The usage is divided into three parts. A more detailed example can be found in the documentation of Scalasca.

  1. Instrument code with Score-P by prefixing each compile command with scorep:

    scorep mpicc ...
    

    • The command scalasca --instrument instead of using scorep is only provided for backward compatibility.

    See the Score-P documentation for details.

  2. Measure and profile/trace an application run with Scalasca.
    Prefix the parallel run with scalasca --analyse. This generates .cubex files that can later be visualized with Cube. For measuring you can choose between:

    • Profiling (default), just run:
      scalasca --analyse mpirun ...
      
    • Tracing enabled via flag -t:
      scalasca --analyse -t mpirun ...
      

    See Measure for more options, Filtering to reduce the amount of collected data, or consult Scalasca's documentation for all details.
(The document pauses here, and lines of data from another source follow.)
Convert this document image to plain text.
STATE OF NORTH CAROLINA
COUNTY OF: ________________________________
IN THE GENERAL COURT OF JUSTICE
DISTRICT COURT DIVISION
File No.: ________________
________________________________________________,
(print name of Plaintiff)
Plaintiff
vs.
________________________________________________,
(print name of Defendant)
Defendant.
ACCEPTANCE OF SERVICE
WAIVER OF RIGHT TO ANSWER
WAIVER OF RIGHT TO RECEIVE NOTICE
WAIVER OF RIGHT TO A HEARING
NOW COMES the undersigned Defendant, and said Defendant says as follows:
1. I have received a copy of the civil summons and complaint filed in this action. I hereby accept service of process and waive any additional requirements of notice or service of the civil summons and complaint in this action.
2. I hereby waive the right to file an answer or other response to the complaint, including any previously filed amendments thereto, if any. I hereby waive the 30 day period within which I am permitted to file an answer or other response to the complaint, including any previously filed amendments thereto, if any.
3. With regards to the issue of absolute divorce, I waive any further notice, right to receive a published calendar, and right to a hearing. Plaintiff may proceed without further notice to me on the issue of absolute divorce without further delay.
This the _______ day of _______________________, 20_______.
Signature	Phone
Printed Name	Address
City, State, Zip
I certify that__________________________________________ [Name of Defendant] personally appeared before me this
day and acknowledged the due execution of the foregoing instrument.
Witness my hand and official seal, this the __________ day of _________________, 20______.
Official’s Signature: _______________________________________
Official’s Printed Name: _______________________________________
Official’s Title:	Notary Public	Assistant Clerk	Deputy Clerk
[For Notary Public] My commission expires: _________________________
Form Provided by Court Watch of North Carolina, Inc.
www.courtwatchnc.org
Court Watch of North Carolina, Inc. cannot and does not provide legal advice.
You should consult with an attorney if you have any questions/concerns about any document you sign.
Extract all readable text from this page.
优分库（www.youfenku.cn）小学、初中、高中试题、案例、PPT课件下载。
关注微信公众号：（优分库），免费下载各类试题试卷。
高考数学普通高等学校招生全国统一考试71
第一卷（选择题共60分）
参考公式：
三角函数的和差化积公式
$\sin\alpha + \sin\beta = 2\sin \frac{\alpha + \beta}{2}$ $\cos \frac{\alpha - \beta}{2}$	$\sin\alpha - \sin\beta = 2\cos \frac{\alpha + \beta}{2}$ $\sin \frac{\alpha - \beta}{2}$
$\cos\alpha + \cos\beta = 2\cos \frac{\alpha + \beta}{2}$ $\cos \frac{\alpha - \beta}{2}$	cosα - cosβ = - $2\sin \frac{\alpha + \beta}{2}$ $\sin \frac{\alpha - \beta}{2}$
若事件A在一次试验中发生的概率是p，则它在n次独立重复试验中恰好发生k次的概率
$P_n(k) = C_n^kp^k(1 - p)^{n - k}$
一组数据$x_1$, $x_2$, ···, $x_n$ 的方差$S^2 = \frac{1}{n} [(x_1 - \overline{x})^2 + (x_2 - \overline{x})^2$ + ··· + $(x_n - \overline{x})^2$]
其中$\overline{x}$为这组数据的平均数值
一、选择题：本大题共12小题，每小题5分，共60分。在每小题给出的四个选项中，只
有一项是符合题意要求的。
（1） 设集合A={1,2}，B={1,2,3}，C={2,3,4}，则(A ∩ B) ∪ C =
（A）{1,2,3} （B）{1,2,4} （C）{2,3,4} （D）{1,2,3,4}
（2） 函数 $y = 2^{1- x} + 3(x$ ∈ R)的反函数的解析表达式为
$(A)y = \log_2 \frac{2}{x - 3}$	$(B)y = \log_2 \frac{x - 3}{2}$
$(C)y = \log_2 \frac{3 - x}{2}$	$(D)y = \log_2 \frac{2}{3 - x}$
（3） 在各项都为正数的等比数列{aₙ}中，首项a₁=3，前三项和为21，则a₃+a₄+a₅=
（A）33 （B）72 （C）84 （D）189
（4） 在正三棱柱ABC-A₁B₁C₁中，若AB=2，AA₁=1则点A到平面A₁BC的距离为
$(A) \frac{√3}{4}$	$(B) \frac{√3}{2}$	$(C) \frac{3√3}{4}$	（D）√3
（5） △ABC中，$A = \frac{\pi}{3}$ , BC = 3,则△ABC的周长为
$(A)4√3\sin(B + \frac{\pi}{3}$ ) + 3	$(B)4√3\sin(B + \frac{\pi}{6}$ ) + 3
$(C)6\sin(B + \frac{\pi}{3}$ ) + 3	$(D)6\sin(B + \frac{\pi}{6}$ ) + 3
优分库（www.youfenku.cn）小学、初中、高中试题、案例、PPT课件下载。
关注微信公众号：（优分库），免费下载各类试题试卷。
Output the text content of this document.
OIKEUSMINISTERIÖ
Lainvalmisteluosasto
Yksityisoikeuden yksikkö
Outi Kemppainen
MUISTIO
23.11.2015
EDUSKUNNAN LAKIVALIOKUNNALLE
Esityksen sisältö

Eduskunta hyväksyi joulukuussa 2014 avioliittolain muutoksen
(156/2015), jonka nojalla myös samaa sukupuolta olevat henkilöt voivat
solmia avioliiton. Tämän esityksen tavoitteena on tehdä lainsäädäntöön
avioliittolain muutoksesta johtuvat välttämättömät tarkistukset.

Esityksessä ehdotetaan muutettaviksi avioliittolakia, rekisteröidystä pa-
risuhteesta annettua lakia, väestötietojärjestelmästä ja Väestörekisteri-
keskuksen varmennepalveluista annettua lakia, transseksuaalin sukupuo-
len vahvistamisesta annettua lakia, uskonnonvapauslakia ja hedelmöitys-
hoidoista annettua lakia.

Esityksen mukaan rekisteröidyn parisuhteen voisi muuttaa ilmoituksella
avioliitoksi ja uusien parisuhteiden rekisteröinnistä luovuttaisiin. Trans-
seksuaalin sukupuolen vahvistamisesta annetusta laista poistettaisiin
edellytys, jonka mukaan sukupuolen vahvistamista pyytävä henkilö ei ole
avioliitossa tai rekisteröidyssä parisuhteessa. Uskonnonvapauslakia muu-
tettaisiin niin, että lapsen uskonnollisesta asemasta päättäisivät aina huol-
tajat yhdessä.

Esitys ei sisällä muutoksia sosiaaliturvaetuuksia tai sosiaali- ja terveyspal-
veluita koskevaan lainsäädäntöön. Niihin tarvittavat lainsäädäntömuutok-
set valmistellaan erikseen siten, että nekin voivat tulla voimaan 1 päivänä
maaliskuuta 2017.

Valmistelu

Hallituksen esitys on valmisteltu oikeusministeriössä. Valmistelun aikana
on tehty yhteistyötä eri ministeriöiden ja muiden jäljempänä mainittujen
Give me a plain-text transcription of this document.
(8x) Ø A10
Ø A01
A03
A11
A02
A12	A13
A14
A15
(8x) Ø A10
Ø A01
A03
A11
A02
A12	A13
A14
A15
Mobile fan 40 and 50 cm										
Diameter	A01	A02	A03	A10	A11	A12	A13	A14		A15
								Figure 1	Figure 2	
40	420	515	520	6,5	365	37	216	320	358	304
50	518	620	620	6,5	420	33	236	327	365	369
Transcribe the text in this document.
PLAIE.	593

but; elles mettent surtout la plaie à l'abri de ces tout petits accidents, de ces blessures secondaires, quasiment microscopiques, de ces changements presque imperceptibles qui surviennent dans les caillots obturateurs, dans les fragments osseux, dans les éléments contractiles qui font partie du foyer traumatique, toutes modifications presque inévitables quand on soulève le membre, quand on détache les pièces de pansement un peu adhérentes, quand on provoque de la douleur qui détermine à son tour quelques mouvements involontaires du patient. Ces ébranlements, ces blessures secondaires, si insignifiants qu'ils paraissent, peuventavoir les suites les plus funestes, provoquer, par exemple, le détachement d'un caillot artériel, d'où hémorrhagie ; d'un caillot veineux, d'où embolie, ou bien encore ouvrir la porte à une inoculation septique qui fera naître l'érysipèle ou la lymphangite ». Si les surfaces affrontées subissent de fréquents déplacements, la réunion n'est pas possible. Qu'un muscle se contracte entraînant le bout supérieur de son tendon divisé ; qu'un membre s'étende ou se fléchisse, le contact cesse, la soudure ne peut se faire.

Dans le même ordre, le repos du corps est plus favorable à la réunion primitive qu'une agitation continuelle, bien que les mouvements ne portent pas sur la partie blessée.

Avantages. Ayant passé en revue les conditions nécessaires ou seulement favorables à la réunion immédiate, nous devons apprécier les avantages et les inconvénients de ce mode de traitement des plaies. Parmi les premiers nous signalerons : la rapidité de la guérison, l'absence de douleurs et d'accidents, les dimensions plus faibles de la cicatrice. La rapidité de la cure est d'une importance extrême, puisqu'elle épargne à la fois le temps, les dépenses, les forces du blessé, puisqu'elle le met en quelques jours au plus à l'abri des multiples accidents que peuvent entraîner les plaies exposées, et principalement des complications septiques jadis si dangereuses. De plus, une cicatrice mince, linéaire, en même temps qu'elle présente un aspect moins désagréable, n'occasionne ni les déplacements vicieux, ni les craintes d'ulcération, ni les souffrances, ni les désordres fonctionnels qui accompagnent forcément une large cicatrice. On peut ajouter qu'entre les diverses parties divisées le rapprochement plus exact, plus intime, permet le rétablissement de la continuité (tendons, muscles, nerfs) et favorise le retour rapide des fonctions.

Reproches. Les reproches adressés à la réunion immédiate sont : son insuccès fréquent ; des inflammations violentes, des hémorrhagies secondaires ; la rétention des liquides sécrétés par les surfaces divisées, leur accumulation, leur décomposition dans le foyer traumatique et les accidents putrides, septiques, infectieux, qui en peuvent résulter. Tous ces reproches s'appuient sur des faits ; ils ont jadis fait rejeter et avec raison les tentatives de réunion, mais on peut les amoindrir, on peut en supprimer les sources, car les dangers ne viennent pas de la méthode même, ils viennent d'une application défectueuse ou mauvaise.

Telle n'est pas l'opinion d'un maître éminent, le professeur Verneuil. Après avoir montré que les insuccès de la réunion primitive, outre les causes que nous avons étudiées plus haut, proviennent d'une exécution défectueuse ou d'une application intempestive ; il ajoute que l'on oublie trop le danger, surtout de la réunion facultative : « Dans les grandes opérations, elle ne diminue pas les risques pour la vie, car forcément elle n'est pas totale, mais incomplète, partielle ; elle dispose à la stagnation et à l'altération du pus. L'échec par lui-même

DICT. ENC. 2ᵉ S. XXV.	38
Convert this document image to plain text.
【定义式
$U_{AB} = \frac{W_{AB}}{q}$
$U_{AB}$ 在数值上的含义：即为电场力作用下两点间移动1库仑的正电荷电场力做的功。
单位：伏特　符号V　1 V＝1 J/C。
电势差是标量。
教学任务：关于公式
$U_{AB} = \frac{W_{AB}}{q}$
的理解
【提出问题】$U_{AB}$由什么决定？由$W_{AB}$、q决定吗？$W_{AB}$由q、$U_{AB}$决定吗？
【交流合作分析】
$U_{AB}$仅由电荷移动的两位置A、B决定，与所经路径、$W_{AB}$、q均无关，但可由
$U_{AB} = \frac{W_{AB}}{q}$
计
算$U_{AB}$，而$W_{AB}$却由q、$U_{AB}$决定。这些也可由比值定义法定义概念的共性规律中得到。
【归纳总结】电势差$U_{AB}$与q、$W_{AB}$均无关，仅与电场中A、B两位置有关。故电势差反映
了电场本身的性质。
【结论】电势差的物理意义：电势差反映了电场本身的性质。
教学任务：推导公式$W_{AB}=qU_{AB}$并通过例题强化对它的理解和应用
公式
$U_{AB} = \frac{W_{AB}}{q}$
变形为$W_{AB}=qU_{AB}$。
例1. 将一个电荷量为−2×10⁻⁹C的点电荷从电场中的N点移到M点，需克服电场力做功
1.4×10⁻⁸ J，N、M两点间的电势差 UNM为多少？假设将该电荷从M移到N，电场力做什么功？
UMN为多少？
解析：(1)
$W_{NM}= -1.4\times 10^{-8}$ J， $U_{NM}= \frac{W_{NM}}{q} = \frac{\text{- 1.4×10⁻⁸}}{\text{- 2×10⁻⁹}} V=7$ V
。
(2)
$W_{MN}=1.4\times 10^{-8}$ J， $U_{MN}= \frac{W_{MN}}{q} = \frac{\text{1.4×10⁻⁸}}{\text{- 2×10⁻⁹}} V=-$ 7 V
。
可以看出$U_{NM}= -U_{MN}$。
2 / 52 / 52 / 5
  3. Analyze/examine results with Scalasca or Cube.

    • without GUI: scalasca --examine -s <experiment dir>
    • with GUI: cube <cubex file>
      • Note there are multiple cubex files inside an experiment directory.

    See the Scalasca documentation or Cube documentation

Measure#

Options for measuring are specified via environment variables. Important once include:

  • SCOREP_TOTAL_MEMORY=<memory>[M|G]: Amount of memory for profile/tracing data to set aside on each process until data must be flushed to disc.
  • SCOREP_METRIC_PERF=cycles,page-faults: Add perf events cycles and page-faults. Other perf events can be specified too.
  • SCOREP_METRIC_RUSAGE=all Use all or dedicated metrics from the rusage (resource usage) system call.

Further information can be found in Score-P's Getting Started guide or Measurement Configuration .

Filtering#

For more details consult Score-P's documentation about Filtering.

Generating a profile or trace can amount to a lot of memory. By filtering specific functions or ranges can be included or excluded. As a starting point check the scorep.score file, located inside the experiment directory. It shows how much memory is required for Scalasca per process and which functions can be filtered.

A simple file to exclude functions by name (Fortran functions, hence the trailing underscore):

SCOREP_REGION_NAMES_BEGIN
        EXCLUDE
                vector_IP_calc_dens
                mod_sort.swap_i8_
                mod_ranges.ranges_l
                mod_sort.swap_i4_
SCOREP_REGION_NAMES_END

With Scalasca use a filter file with the -f <filter-file> flag:

scalasca --analyse -f <filter-file> ...

Score-P issues#

Feature test macros, that are set at the beginning of source files might be ignored, when preprocessed/compiled with Score-P.

  • Score-P prefixes some includes of the Standard C library at the beginning of each file.
  • Definition of feature test macros in your source files are then defined to late.
  • Workaround: Define feature test macros on the command command line when invoking the compiler. For example to define _GNU_SOURCE use -D_GNU_SOURCE.